After I left (for Sun) it became cause for termination to use gcc in a customer-facing benchmark at Convex. As it turns out, the manager of the compiler group took offense. I was only trying to help.
Michael Tiemman made an ovation about a job at Sun (working on gcc) based on that work. Yes, Sun was supporting the gcc work even as the compiler group was "unbundling" the for-pay compiler.
gcc was basically an example of filling a need. There was a good-enough compiler available that could be ported to new architectures.
These days we have llvm/clang, which is architecturally cleaner, and which I expect to eventually eclipse gcc.

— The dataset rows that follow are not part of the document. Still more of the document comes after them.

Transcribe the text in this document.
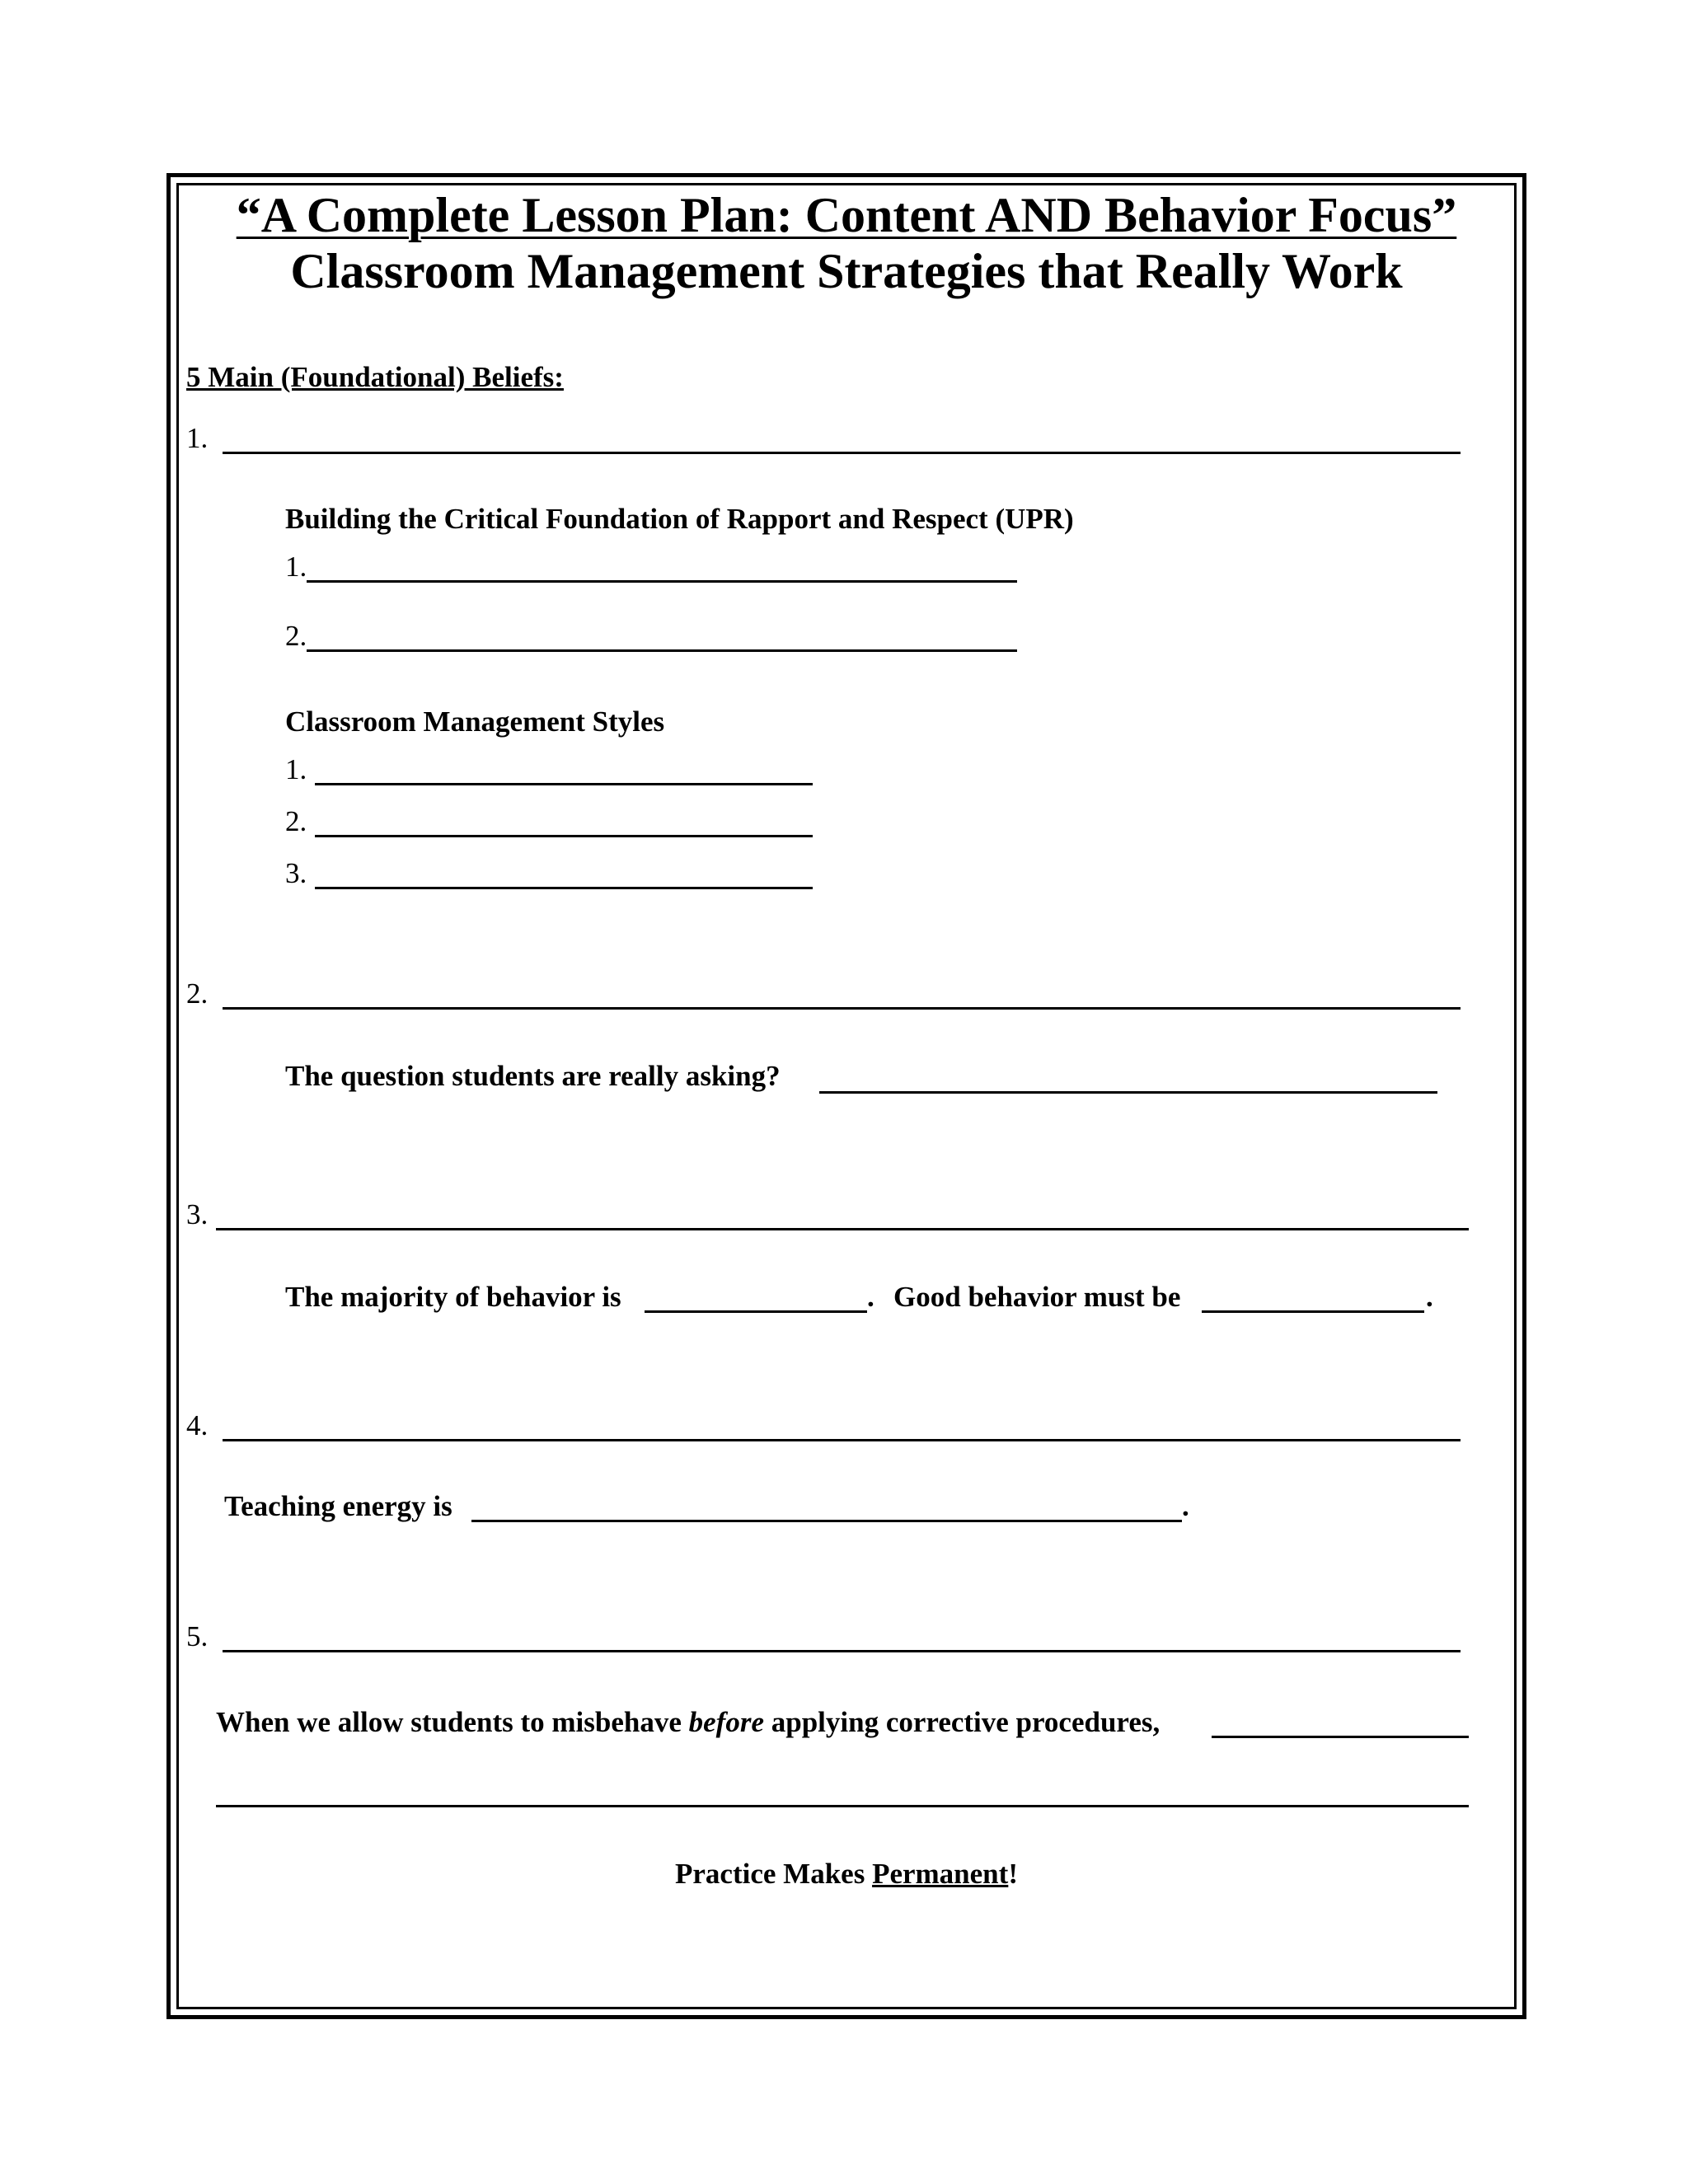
“A Complete Lesson Plan: Content AND Behavior Focus”
Classroom Management Strategies that Really Work
5 Main (Foundational) Beliefs:
1.
Building the Critical Foundation of Rapport and Respect (UPR)
1.
2.
Classroom Management Styles
1.
2.
3.
2.
The question students are really asking?
3.
The majority of behavior is	. Good behavior must be	.
4.
Teaching energy is	.
5.
When we allow students to misbehave before applying corrective procedures,
Practice Makes Permanent!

Great summary of just how bad that era was. I only saw the tail end of it but I worked at a place which had (IIRC) something like 600 different platform + version combinations to test – most Unix variants, DOS, Windows, OS/2, VMS, OS/400, etc. combined the fact that OS upgrades were far less frequent than we now assume and many shops preferred specific patches rather than wholesale upgrades.
In addition to the compiler itself, we had tended to favor the opensource libraries after having found various hard problems with the vendor versions or lack of support in general.
Amusingly, most of the vendors doing this sold the “Open Systems” Unix platforms which had successfully attracted customers away from the even more expensive mainframe / minicomputer market before themselves losing customers to PCs running BSD and Linux by making the cost/support ratio less favorable.
I enjoyed the real meaning of writting portable C and C++ code across DG/UX, Aix, Solaris, Linux and HP-UX using the vendor provided compilers.
Young generations that think UNIX == GNU/Linux, *BSD, Mac OS X, might not imagine the "wonderful" portability across UNIX systems in the golden age of UNIX wars.
Then again, we seem to be getting into distribution wars nowadays.
The worst codebase I had to support in that period was a serial communications library which cross-compiled for a bunch of Unix flavors and 16/32-bit DOS/Windows/OS/2. If memory serves roughly half of that code was preprocessor directives.
That Dr. Dobbs article you link is indeed wonderful - and very relevant today. I made a separate hn-submission -- maybe we can get some interesting software design advice/discussion going?:
As for VisionFS - how sad to see yet another project locked up at Oracle. On that note: there's still no decent support for DavFS in/for (free for) windows (8+10)?
gcc's error messages were also a lot better than vendor compilers, as were regular diagnostics. gcc -Wall was a huge boon to improving code quality.
If you were doing C++ for cross platform software, then gcc was the only game in town. The vendor compilers were at different versions of the C++ spec, had different libc++, tended to crash a lot, and had really bad messages. Heck gcc even added a flag to generate warnings based on Scott Meyers' Effective C++ books.
When the vendor compiler started being sold separately, they also included licensing daemons. Every invocation of the compiler would check with the licensing daemon to make sure you didn't go over your license limit. The license daemons also tended to crash or get confused, causing even more grief trying to compile a large code base.
At the end of the day vendor compilers were unreliable, buggy, unpleasant and a pain to work with. gcc was developer friendly and worked well. That got a lot of enthusiasm.